各国の軍によっても個性があり、アメリカものは無骨で実用的、ヨーロッパものは色味や仕立てに独特の品があります。年代が古いほど希少で価格も上がりますが、その分だけ生地や縫製に時代の空気が宿ります。まずは一着、自分の体格に合う定番から入り、年代やディテールの違いを少しずつ覚えていくと、選ぶ目が育ちます。
サイズと状態の見極め方
軍モノは民間服とサイズ表記が異なる点に注意が必要です。アメリカ軍のサイズはSMALL REGULARのように身幅と着丈の組み合わせで示されることが多く、表記だけでは見当がつきにくいため、肩幅や身幅、着丈を実寸で確かめるのが確実です。ヨーロッパものはさらに独自の寸法体系を採るものがあり、試着できるなら必ず袖を通して動きやすさまで確認したいところです。
状態については、実物ならではの経年変化を味として楽しめる一方で、補修の難しい傷みは慎重に見極めます。ファスナーやボタンの動き、裏地やライナーのほつれ、肘や袖口の擦れを一点ずつ確かめ、価格に見合うかを冷静に判断してください。デッドストックは未使用の魅力がありますが、長期保管による生地の劣化が隠れていることもあるため、専門店の店主に状態を尋ねると安心です。
エリアをつないで回るコツ
一日でめぐるなら、上野から中野、高円寺へと電車でつなぐ動線が組みやすくなります。まず上野のアメ横で中田商店と松崎商店を回り、実物と払い下げ品で本物の質感と相場を頭に入れます。そこから中野方面へ移動し、米軍ものに絞ったWhite Rookと、ミリタリーからアメカジまで幅広いFERANTRACINGで品ぞろえの違いを見比べます。

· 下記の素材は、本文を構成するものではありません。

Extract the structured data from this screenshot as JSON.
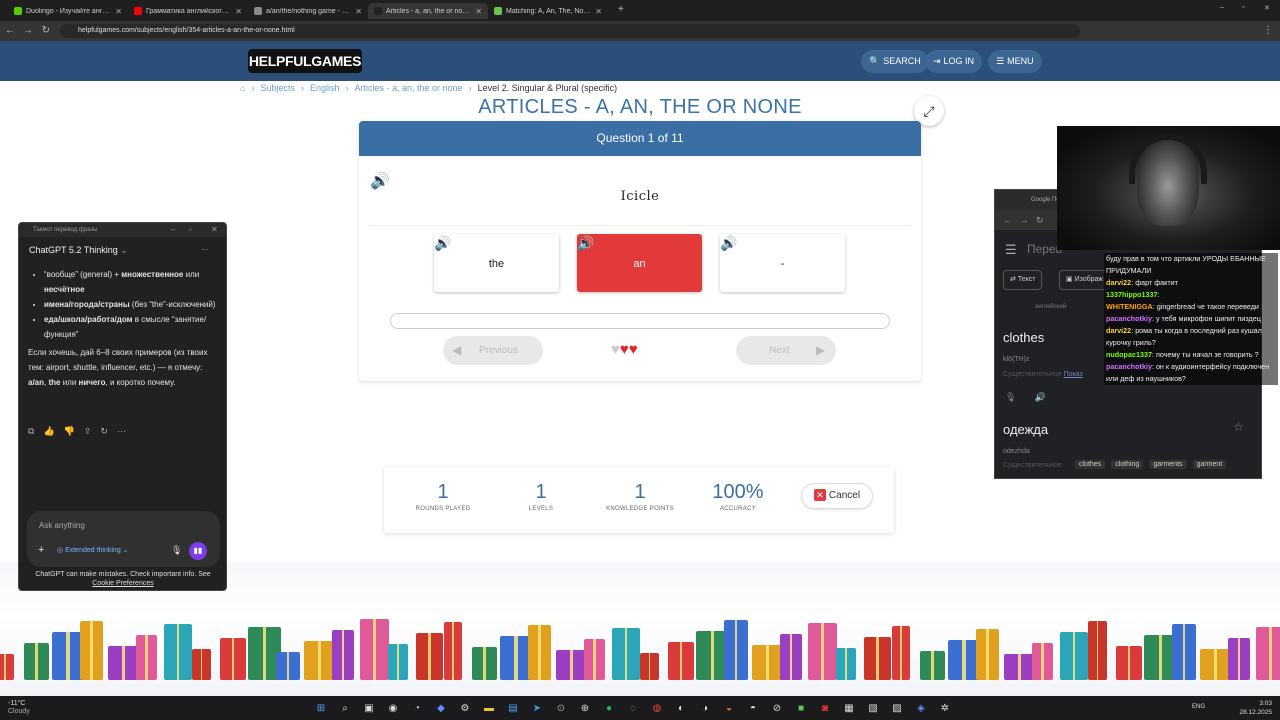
{
  "browser": {
    "tabs": [
      {
        "title": "Duolingo - Изучайте английский",
        "color": "#58cc02"
      },
      {
        "title": "Грамматика английского языка",
        "color": "#ff0000"
      },
      {
        "title": "a/an/the/nothing game - Google",
        "color": "#888888"
      },
      {
        "title": "Articles - a, an, the or none! Pl",
        "color": "#222222",
        "active": true
      },
      {
        "title": "Matching: A, An, The, No Articl",
        "color": "#6cc24a"
      }
    ],
    "url": "helpfulgames.com/subjects/english/354-articles-a-an-the-or-none.html"
  },
  "site": {
    "logo": "HELPFULGAMES",
    "search": "SEARCH",
    "login": "LOG IN",
    "menu": "MENU"
  },
  "breadcrumb": [
    "Subjects",
    "English",
    "Articles - a, an, the or none",
    "Level 2. Singular & Plural (specific)"
  ],
  "page_title": "ARTICLES - A, AN, THE OR NONE",
  "quiz": {
    "question_counter": "Question 1 of 11",
    "prompt": "Icicle",
    "answers": [
      {
        "label": "the",
        "selected": false
      },
      {
        "label": "an",
        "selected": true
      },
      {
        "label": "-",
        "selected": false
      }
    ],
    "progress": 0,
    "previous": "Previous",
    "next": "Next",
    "hearts": {
      "total": 3,
      "remaining": 2
    }
  },
  "stats": {
    "rounds": {
      "value": "1",
      "label": "ROUNDS PLAYED"
    },
    "levels": {
      "value": "1",
      "label": "LEVELS"
    },
    "knowledge": {
      "value": "1",
      "label": "KNOWLEDGE POINTS"
    },
    "accuracy": {
      "value": "100%",
      "label": "ACCURACY"
    },
    "cancel": "Cancel"
  },
  "chatgpt": {
    "window_title": "Такмот перевод фразы",
    "model": "ChatGPT 5.2 Thinking",
    "bullets": [
      [
        "“вообще” (general) + ",
        "множественное",
        " или ",
        "несчётное"
      ],
      [
        "имена/города/страны",
        " (без “the”-исключений)",
        "",
        ""
      ],
      [
        "еда/школа/работа/дом",
        " в смысле “занятие/функция”",
        "",
        ""
      ]
    ],
    "paragraph_a": "Если хочешь, дай 6–8 своих примеров (из твоих тем: airport, shuttle, influencer, etc.) — я отмечу: ",
    "paragraph_b": "a/an",
    "paragraph_c": ", ",
    "paragraph_d": "the",
    "paragraph_e": " или ",
    "paragraph_f": "ничего",
    "paragraph_g": ", и коротко почему.",
    "input_placeholder": "Ask anything",
    "extended": "Extended thinking",
    "footer": "ChatGPT can make mistakes. Check important info. See",
    "footer_link": "Cookie Preferences"
  },
  "translator": {
    "tab_title": "Google Пе",
    "header": "Перев",
    "text_btn": "Текст",
    "images_btn": "Изображ",
    "source_lang": "английский",
    "word": "clothes",
    "transcription": "klō(TH)z",
    "pos": "Существительное",
    "show": "Показ",
    "result": "одежда",
    "result_translit": "odezhda",
    "pos2": "Существительное",
    "chips": [
      "clothes",
      "clothing",
      "garments",
      "garment"
    ]
  },
  "chat_overlay": [
    {
      "user": "",
      "text": "буду прав в том что артикли УРОДЫ ЕБАННЫЕ ПРИДУМАЛИ",
      "color": "#ffffff"
    },
    {
      "user": "darvi22",
      "text": "фарт фактит",
      "color": "#f0d040"
    },
    {
      "user": "1337hippo1337",
      "text": "",
      "color": "#7cfc00"
    },
    {
      "user": "WHITENIGGA",
      "text": "gingerbread че такое переведи",
      "color": "#ffa500"
    },
    {
      "user": "pacanchotkiy",
      "text": "у тебя микрофон шипит пиздец",
      "color": "#d070ff"
    },
    {
      "user": "darvi22",
      "text": "рома ты когда в последний раз кушал курочку гриль?",
      "color": "#f0d040"
    },
    {
      "user": "nudopac1337",
      "text": "почему ты начал зе говорить ?",
      "color": "#7cfc00"
    },
    {
      "user": "pacanchotkiy",
      "text": "он к аудиоинтерфейсу подключен или деф из наушников?",
      "color": "#d070ff"
    }
  ],
  "taskbar": {
    "weather_temp": "-11°C",
    "weather_cond": "Cloudy",
    "lang": "ENG",
    "time": "3:03",
    "date": "28.12.2025"
  }
}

仕上げは高円寺です。欧州ミリタリー専門のmilitariaで色味や仕立ての異なる一着に出会い、軍モノに強い古着屋のSlatで日常に取り入れやすい定番を探すと、一日で東京のミリタリーの層をひと通り体感できます。専門店は午後から夜にかけて開く店も多いので、午前ではなく昼以降に出発する計画にすると無理がありません。
まとめ
東京でミリタリー古着を本物で探すなら、量販チェーンよりも、軍モノを専門に扱う個店やミリタリーに強い独立系の古着屋が近道です。上野の中田商店と松崎商店で実物と払い下げ品の質感を学び、中野のWhite RookとFERANTRACINGでアメリカものの幅を知り、高円寺のmilitariaとSlatで欧州ものや日常使いの定番に出会う。この順序で回れば、レプリカと実物の違いや年代の見方が自然と身につきます。各店の住所と営業時間は変わることがあるため、訪問前に最新の情報を確認してから出かけると安心です。